Com relação ao primeiro ponto: mesmo com a maior boa vontade do
mundo, seria difícil para a maioria das pessoas permanecerem focadas no
quadro mais amplo, diante de flutuações de curto prazo. Quando o
termômetro assinala alta temperatura e as plantações estão ficando
ressecadas, todo o mundo comenta o assunto, e algumas pessoas fazem a
ligação com o aquecimento global. Mas basta os dias refrescarem um pouco
e chover, e, inevitavelmente, a atenção das pessoas se volta a outras
coisas.
O que agrava as coisas em muito, é claro, é o papel exercido por
atores que não têm a maior boa vontade do mundo. A negação das mudanças
climáticas é uma verdadeira "indústria" em grande escala financiada
lautamente pela Exxon, os irmãos Koch e outros que têm interesse
financeiro na continuidade da queima de combustíveis fósseis. E explorar
a variabilidade é um dos truques básicos desse setor. Os exemplos disse
vão desde o bordão constante da Fox News --"está fazendo frio lá fora!
Al Gore estava enganado!"-- até as constantes alegações de que estamos
passando por um esfriamento global, não um aquecimento, porque neste
momento não está fazendo tanto calor quanto alguns anos atrás.
Como devemos enxergar a relação entre mudanças climáticas e nossa
experiência cotidiana?
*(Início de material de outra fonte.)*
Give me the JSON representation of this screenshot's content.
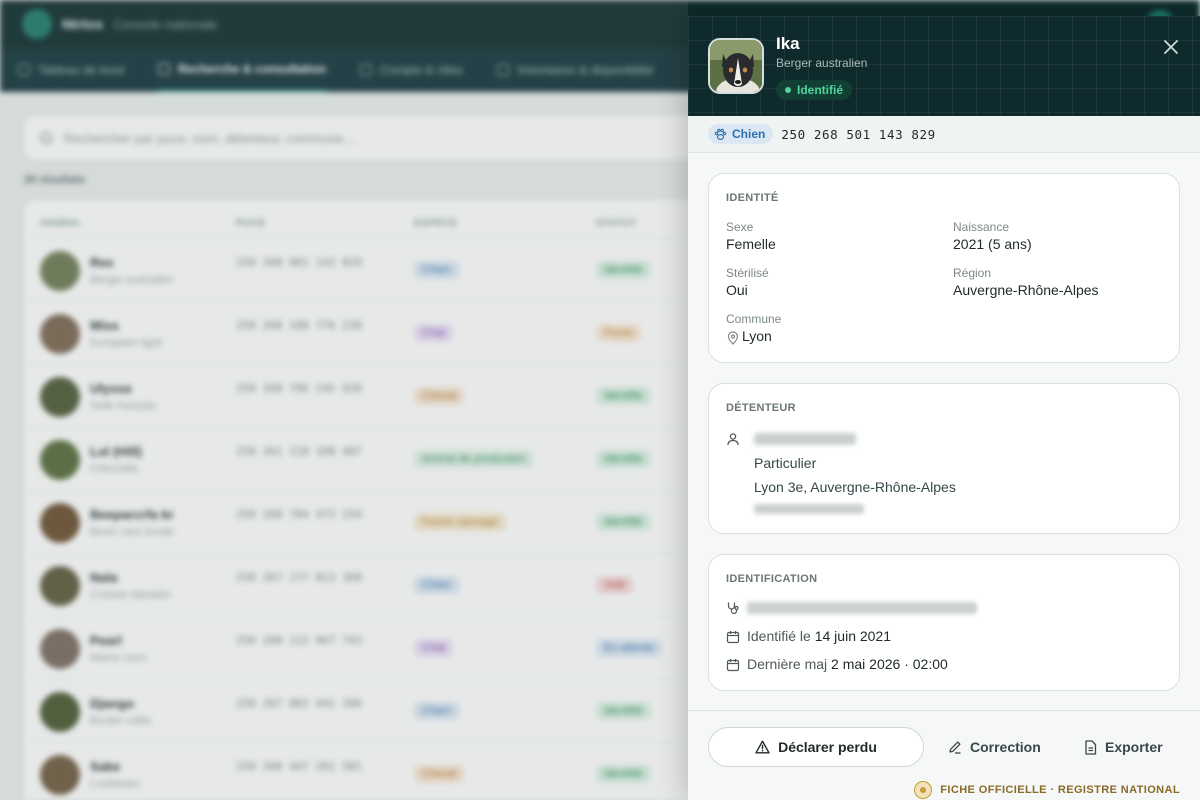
{
  "background": {
    "app_name": "Ntrtos",
    "app_subtitle": "Console nationale",
    "nav_tabs": [
      {
        "label": "Tableau de bord"
      },
      {
        "label": "Recherche & consultation"
      },
      {
        "label": "Compte & rôles"
      },
      {
        "label": "Volontaires & disponibilité"
      }
    ],
    "search_placeholder": "Rechercher par puce, nom, détenteur, commune…",
    "results_count": "30 résultats",
    "table_headers": [
      "ANIMAL",
      "PUCE",
      "ESPÈCE",
      "STATUT"
    ],
    "rows": [
      {
        "name": "Rex",
        "breed": "Berger australien",
        "chip": "250 268 901 143 829",
        "species": "Chien",
        "status": "Identifié",
        "sp_bg": "#dce8f4",
        "sp_fg": "#2f6fb0",
        "st_bg": "#dbf1e4",
        "st_fg": "#1f8a4c",
        "av": "#6d7a52"
      },
      {
        "name": "Miss",
        "breed": "Européen tigré",
        "chip": "250 268 188 776 238",
        "species": "Chat",
        "status": "Perdu",
        "sp_bg": "#ece1f7",
        "sp_fg": "#7a44b8",
        "st_bg": "#fbe9d6",
        "st_fg": "#c0741d",
        "av": "#7b6650"
      },
      {
        "name": "Ulysse",
        "breed": "Selle français",
        "chip": "250 268 796 145 920",
        "species": "Cheval",
        "status": "Identifié",
        "sp_bg": "#f8e7d3",
        "sp_fg": "#b46c1f",
        "st_bg": "#dbf1e4",
        "st_fg": "#1f8a4c",
        "av": "#4e5a35"
      },
      {
        "name": "Lol (Hill)",
        "breed": "Chinchilla",
        "chip": "250 261 118 108 487",
        "species": "Animal de production",
        "status": "Identifié",
        "sp_bg": "#dff2e6",
        "sp_fg": "#2e8b57",
        "st_bg": "#dbf1e4",
        "st_fg": "#1f8a4c",
        "av": "#556b3a"
      },
      {
        "name": "Beeparcrfa kr",
        "breed": "Bovin race locale",
        "chip": "250 268 784 473 254",
        "species": "Faune sauvage",
        "status": "Identifié",
        "sp_bg": "#f8ead0",
        "sp_fg": "#b2802a",
        "st_bg": "#dbf1e4",
        "st_fg": "#1f8a4c",
        "av": "#6b4e2e"
      },
      {
        "name": "Nala",
        "breed": "Croisée labrador",
        "chip": "250 267 177 813 368",
        "species": "Chien",
        "status": "Volé",
        "sp_bg": "#dce8f4",
        "sp_fg": "#2f6fb0",
        "st_bg": "#f9dcdc",
        "st_fg": "#c43a3a",
        "av": "#5d5a3b"
      },
      {
        "name": "Pearl",
        "breed": "Maine coon",
        "chip": "250 268 112 967 743",
        "species": "Chat",
        "status": "En attente",
        "sp_bg": "#ece1f7",
        "sp_fg": "#7a44b8",
        "st_bg": "#dce8f4",
        "st_fg": "#2f6fb0",
        "av": "#7a6a5e"
      },
      {
        "name": "Django",
        "breed": "Border collie",
        "chip": "250 267 883 441 396",
        "species": "Chien",
        "status": "Identifié",
        "sp_bg": "#dce8f4",
        "sp_fg": "#2f6fb0",
        "st_bg": "#dbf1e4",
        "st_fg": "#1f8a4c",
        "av": "#48582f"
      },
      {
        "name": "Sake",
        "breed": "Lusitanien",
        "chip": "250 268 447 201 581",
        "species": "Cheval",
        "status": "Identifié",
        "sp_bg": "#f8e7d3",
        "sp_fg": "#b46c1f",
        "st_bg": "#dbf1e4",
        "st_fg": "#1f8a4c",
        "av": "#6e5a3e"
      }
    ]
  },
  "drawer": {
    "pet_name": "Ika",
    "pet_breed": "Berger australien",
    "status": "Identifié",
    "species": "Chien",
    "chip_number": "250 268 501 143 829",
    "identity": {
      "title": "IDENTITÉ",
      "sex_label": "Sexe",
      "sex": "Femelle",
      "birth_label": "Naissance",
      "birth": "2021 (5 ans)",
      "sterilized_label": "Stérilisé",
      "sterilized": "Oui",
      "region_label": "Région",
      "region": "Auvergne-Rhône-Alpes",
      "commune_label": "Commune",
      "commune": "Lyon"
    },
    "holder": {
      "title": "DÉTENTEUR",
      "type": "Particulier",
      "address": "Lyon 3e, Auvergne-Rhône-Alpes"
    },
    "identification": {
      "title": "IDENTIFICATION",
      "identified_prefix": "Identifié le",
      "identified_date": "14 juin 2021",
      "updated_prefix": "Dernière maj",
      "updated_date": "2 mai 2026 · 02:00"
    },
    "actions": {
      "lost": "Déclarer perdu",
      "correction": "Correction",
      "export": "Exporter"
    },
    "official_note": "FICHE OFFICIELLE · REGISTRE NATIONAL"
  },
  "colors": {
    "header_bg": "#0f2a2c",
    "status_green": "#52d39b",
    "species_blue": "#2f6fb0",
    "seal_gold": "#c49a3a"
  },
  "icons": {
    "close": "close-icon",
    "species": "paw-icon",
    "commune": "map-pin-icon",
    "holder": "user-icon",
    "vet": "stethoscope-icon",
    "calendar": "calendar-icon",
    "lost": "warning-icon",
    "correction": "pencil-icon",
    "export": "file-icon"
  }
}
Quase um quarto de século atrás, James Hansen, o
cientista da Nasa que fez mais que qualquer outra pessoa para inserir as
mudanças climáticas na pauta de discussão, sugeriu a analogia de dados
manipulados (para uso em um jogo de dados). Imagine, sugeriram ele e
seus colegas, representar as probabilidades de um verão quente, médio ou
frio, segundo os padrões históricos, por um dado com dois lados
vermelhos, dois brancos e dois azuis. Eles previram que no início no
século 21 seria como se quatro dos lados do dado fossem vermelhos, um,
azul, e um, branco. Os verões quentes teriam ficado muito mais
frequentes, mas ainda ocorreriam verões frios de vez em quando.
E a tese deles está se comprovando. Conforme documentado em um novo
artigo de Hansen e outros, ainda ocorrem verões frios pelos padrões
históricos, mas raramente, enquanto os verões quentes ficaram duas vezes
mais frequentes. E nove dos dez anos mais quentes na história
registrada ocorreram desde 2000.
Mas não é só isso: temperaturas altas realmente extremas, o tipo de
coisa que acontecia muito raramente no passado, tornaram-se bastante
comuns. Pense nisso como se estivesse rolando dados e ocorressem duas
sequências de seis, algo que acontece menos de 3% do tempo com dados
normais, mas mais frequentemente quando os dados foram fraudados. E essa
incidência crescente de eventos radicais, refletindo a mesma
variabilidade de tempo que pode obscurecer a realidade das mudanças
climáticas, significa que os custos das mudanças climáticas não são uma
perspectiva distante décadas no futuro. Pelo contrário, eles já estão
aqui, embora por enquanto as temperaturas globais estejam apenas cerca
de um grau Fahrenheit acima das médias históricas --ou seja, uma pequena
fração do que podem vir a subir se não tomarmos uma atitude.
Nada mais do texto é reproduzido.